Link Twitter Facebook LinkedIn Github Email

A paired Dirichlet test

After my previous post about a Dirichlet test for flow cytometry, I realized having a “paired” Dirichlet test would be useful in some real-world situations, but I haven’t quite figured out how to do it yet.

The motivation

As a motivation, a labmate asked me to analyze some flow cytometry data using the test, and his data had some systematic trends for which a paired test might be helpful in eliminating some technical error that correlated between his control and his experimental group. What I wanted is similar to the paired t-test but for Dirichlet-distributed probability vectors instead of normally distributed real numbers.

As you might expect from the lack of software or algorithms written to do Dirichlet tests, there’s also not really anything about doing this sort of paired Dirichlet test. I’m not convinced, in this case, that such a thing is possible.

An outline of a plan

A paired t-test basically goes like this: you have pairs of control and experimental data, $(c_i, x_i)$, and since they have additive correlations you’re not interested in, you can simply take the difference $x_i - c_i$ and test whether that is consistently far enough from 0 to declare that the control condition is not the same as the experimental condition.1

For probability vectors,2 the closest analogous invertible linear transform that I can think of is a transition matrix, (a.k.a. a stochastic matrix). A stochastic matrix always transforms a probability vector into another probability vector, and has the property that each of its columns sum to 1 (i.e. each column is a probability vector).

So for a set of pairwise probability vector observations ${\mathbf{c}_i, \mathbf{x}_i}$, you would want to compute a corresponding set \[\{\mathbf{A}_i | \mathbf{A}_i \mathbf{c}_i = \mathbf{x}_i\}\] and see whether that set of matrices is sufficiently different from the identity matrix.

The problem

There are a few problems here to solve (one of which of course is defining a distribution for stochastic matrices in order to determine what is “sufficiently different from the identity matrix”), but my major roadblock right now is that there just aren’t enough constraints to calculate a unique transition matrix from two probability vectors. After all, you can think of each matrix $\mathbf{A}_i$ as having $(n-1) \times n$ independent parameters, but the equation $\mathbf{A}_i \mathbf{c}_i = \mathbf{x}_i$ only sets $n$ constraints.

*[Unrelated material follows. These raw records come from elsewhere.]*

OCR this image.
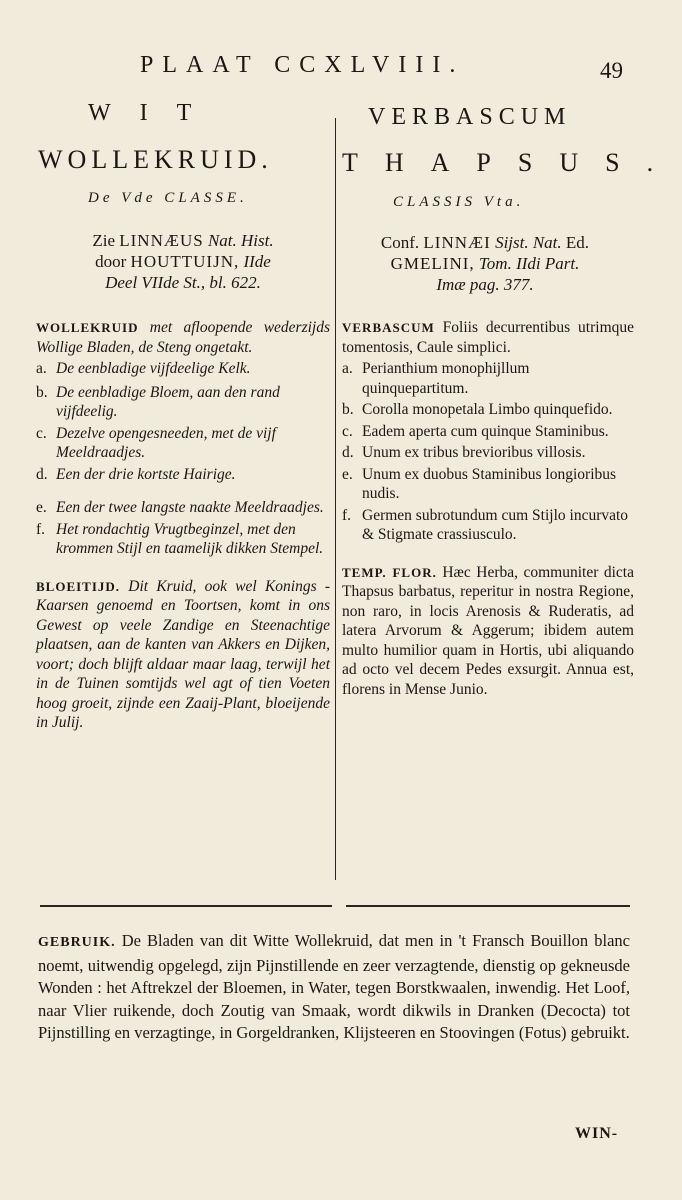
PLAAT CCXLVIII.	49
WIT
WOLLEKRUID.
VERBASCUM
THAPSUS.
De Vde CLASSE.	CLASSIS Vta.
Zie LINNÆUS Nat. Hist.
door HOUTTUIJN, IIde
Deel VIIde St., bl. 622.
Conf. LINNÆI Sijst. Nat. Ed.
GMELINI, Tom. IIdi Part.
Imæ pag. 377.
WOLLEKRUID met afloopende wederzijds Wollige Bladen, de Steng ongetakt.
a. De eenbladige vijfdeelige Kelk.
b. De eenbladige Bloem, aan den rand vijfdeelig.
c. Dezelve opengesneeden, met de vijf Meeldraadjes.
d. Een der drie kortste Hairige.
e. Een der twee langste naakte Meeldraadjes.
f. Het rondachtig Vrugtbeginzel, met den krommen Stijl en taamelijk dikken Stempel.
BLOEITIJD. Dit Kruid, ook wel Konings - Kaarsen genoemd en Toortsen, komt in ons Gewest op veele Zandige en Steenachtige plaatsen, aan de kanten van Akkers en Dijken, voort; doch blijft aldaar maar laag, terwijl het in de Tuinen somtijds wel agt of tien Voeten hoog groeit, zijnde een Zaaij-Plant, bloeijende in Julij.
VERBASCUM Foliis decurrentibus utrimque tomentosis, Caule simplici.
a. Perianthium monophijllum quinquepartitum.
b. Corolla monopetala Limbo quinquefido.
c. Eadem aperta cum quinque Staminibus.
d. Unum ex tribus brevioribus villosis.
e. Unum ex duobus Staminibus longioribus nudis.
f. Germen subrotundum cum Stijlo incurvato & Stigmate crassiusculo.
TEMP. FLOR. Hæc Herba, communiter dicta Thapsus barbatus, reperitur in nostra Regione, non raro, in locis Arenosis & Ruderatis, ad latera Arvorum & Aggerum; ibidem autem multo humilior quam in Hortis, ubi aliquando ad octo vel decem Pedes exsurgit. Annua est, florens in Mense Junio.
GEBRUIK. De Bladen van dit Witte Wollekruid, dat men in 't Fransch Bouillon blanc noemt, uitwendig opgelegd, zijn Pijnstillende en zeer verzagtende, dienstig op gekneusde Wonden : het Aftrekzel der Bloemen, in Water, tegen Borstkwaalen, inwendig. Het Loof, naar Vlier ruikende, doch Zoutig van Smaak, wordt dikwils in Dranken (Decocta) tot Pijnstilling en verzagtinge, in Gorgeldranken, Klijsteeren en Stoovingen (Fotus) gebruikt.
WIN-
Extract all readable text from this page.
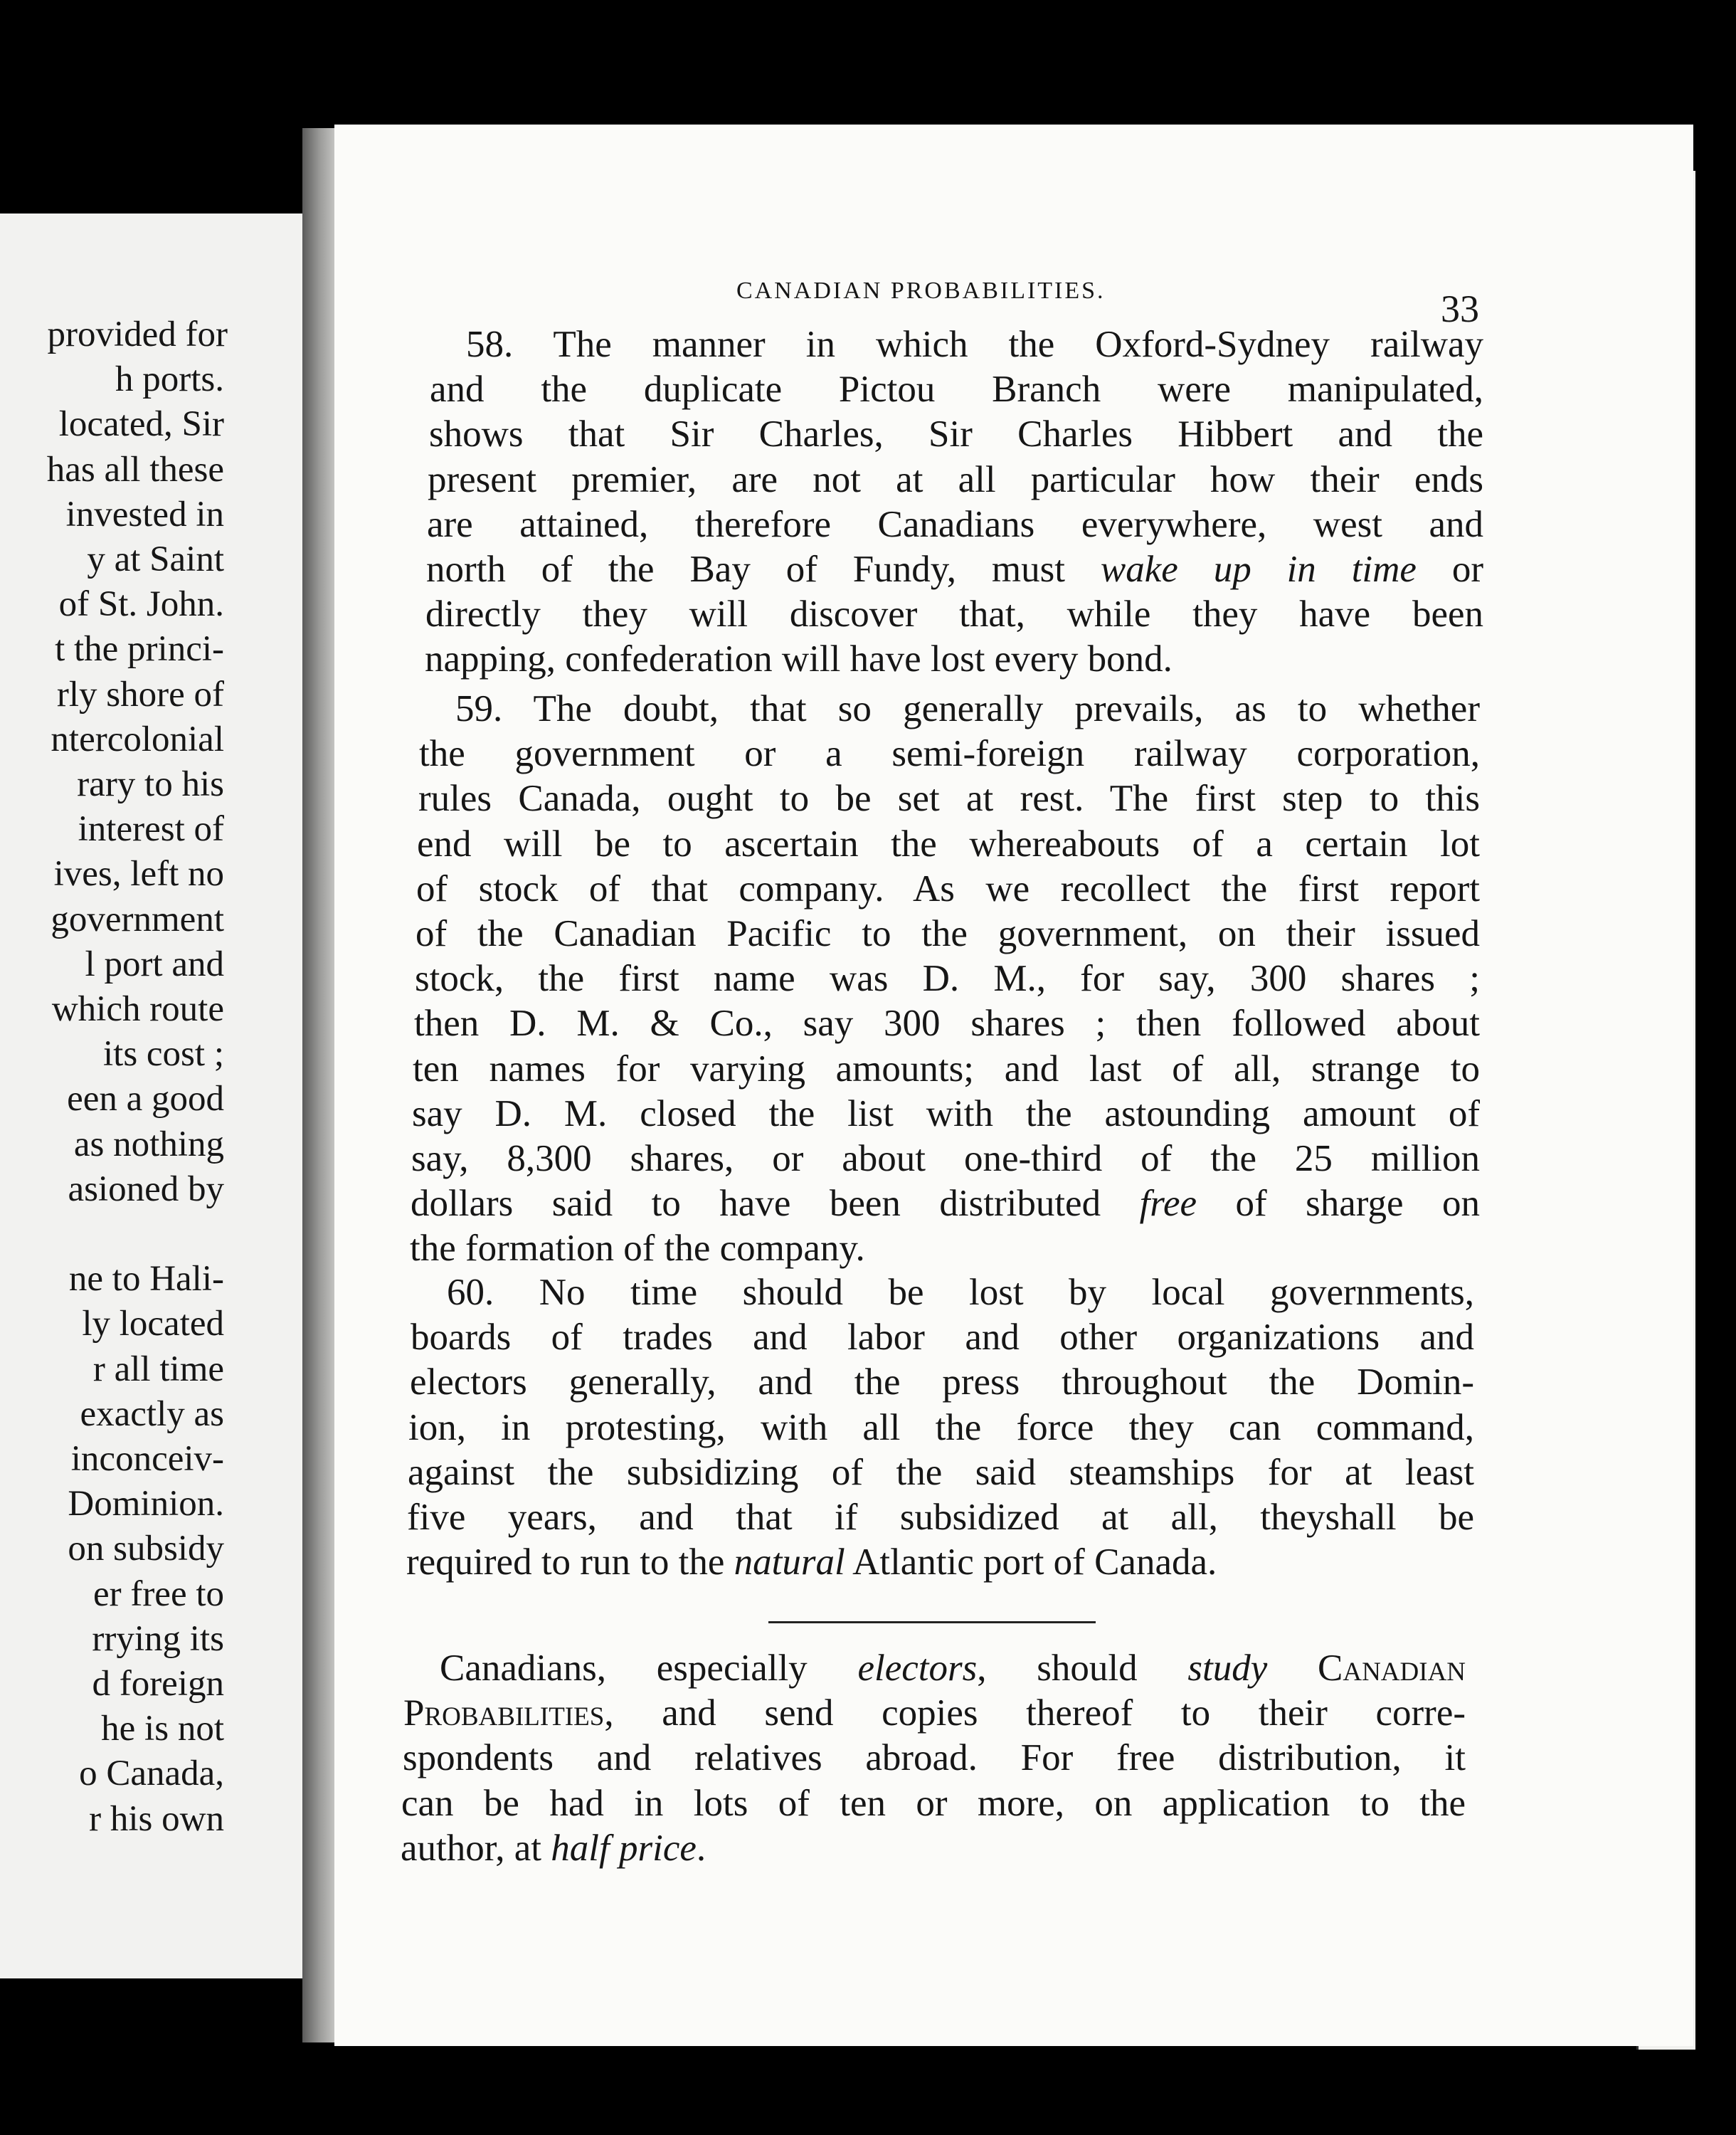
provided for
h ports.
located, Sir
has all these
invested in
y at Saint
of St. John.
t the princi-
rly shore of
ntercolonial
rary to his
interest of
ives, left no
government
l port and
which route
its cost ;
een a good
as nothing
asioned by
ne to Hali-
ly located
r all time
exactly as
inconceiv-
Dominion.
on subsidy
er free to
rrying its
d foreign
he is not
o Canada,
r his own
CANADIAN PROBABILITIES.	33
58. The manner in which the Oxford-Sydney railway
and the duplicate Pictou Branch were manipulated,
shows that Sir Charles, Sir Charles Hibbert and the
present premier, are not at all particular how their ends
are attained, therefore Canadians everywhere, west and
north of the Bay of Fundy, must wake up in time or
directly they will discover that, while they have been
napping, confederation will have lost every bond.
59. The doubt, that so generally prevails, as to whether
the government or a semi-foreign railway corporation,
rules Canada, ought to be set at rest. The first step to this
end will be to ascertain the whereabouts of a certain lot
of stock of that company. As we recollect the first report
of the Canadian Pacific to the government, on their issued
stock, the first name was D. M., for say, 300 shares ;
then D. M. & Co., say 300 shares ; then followed about
ten names for varying amounts; and last of all, strange to
say D. M. closed the list with the astounding amount of
say, 8,300 shares, or about one-third of the 25 million
dollars said to have been distributed free of sharge on
the formation of the company.
60. No time should be lost by local governments,
boards of trades and labor and other organizations and
electors generally, and the press throughout the Domin-
ion, in protesting, with all the force they can command,
against the subsidizing of the said steamships for at least
five years, and that if subsidized at all, theyshall be
required to run to the natural Atlantic port of Canada.
Canadians, especially electors, should study Canadian
Probabilities, and send copies thereof to their corre-
spondents and relatives abroad. For free distribution, it
can be had in lots of ten or more, on application to the
author, at half price.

Even if we assume that the matrices are all doubly stochastic matrices (that both the rows and columns sum to 1), that still gives us $(n-1) \times (n-1)$ free parameters, and for anything besides $n \leq 2$, that gives us too many parameters without enough equations to solve.

It’s a problem I’ll have to think a bit about, but as of yet I don’t know if there are any further logical constraints that I can set on the problem to make it feasible.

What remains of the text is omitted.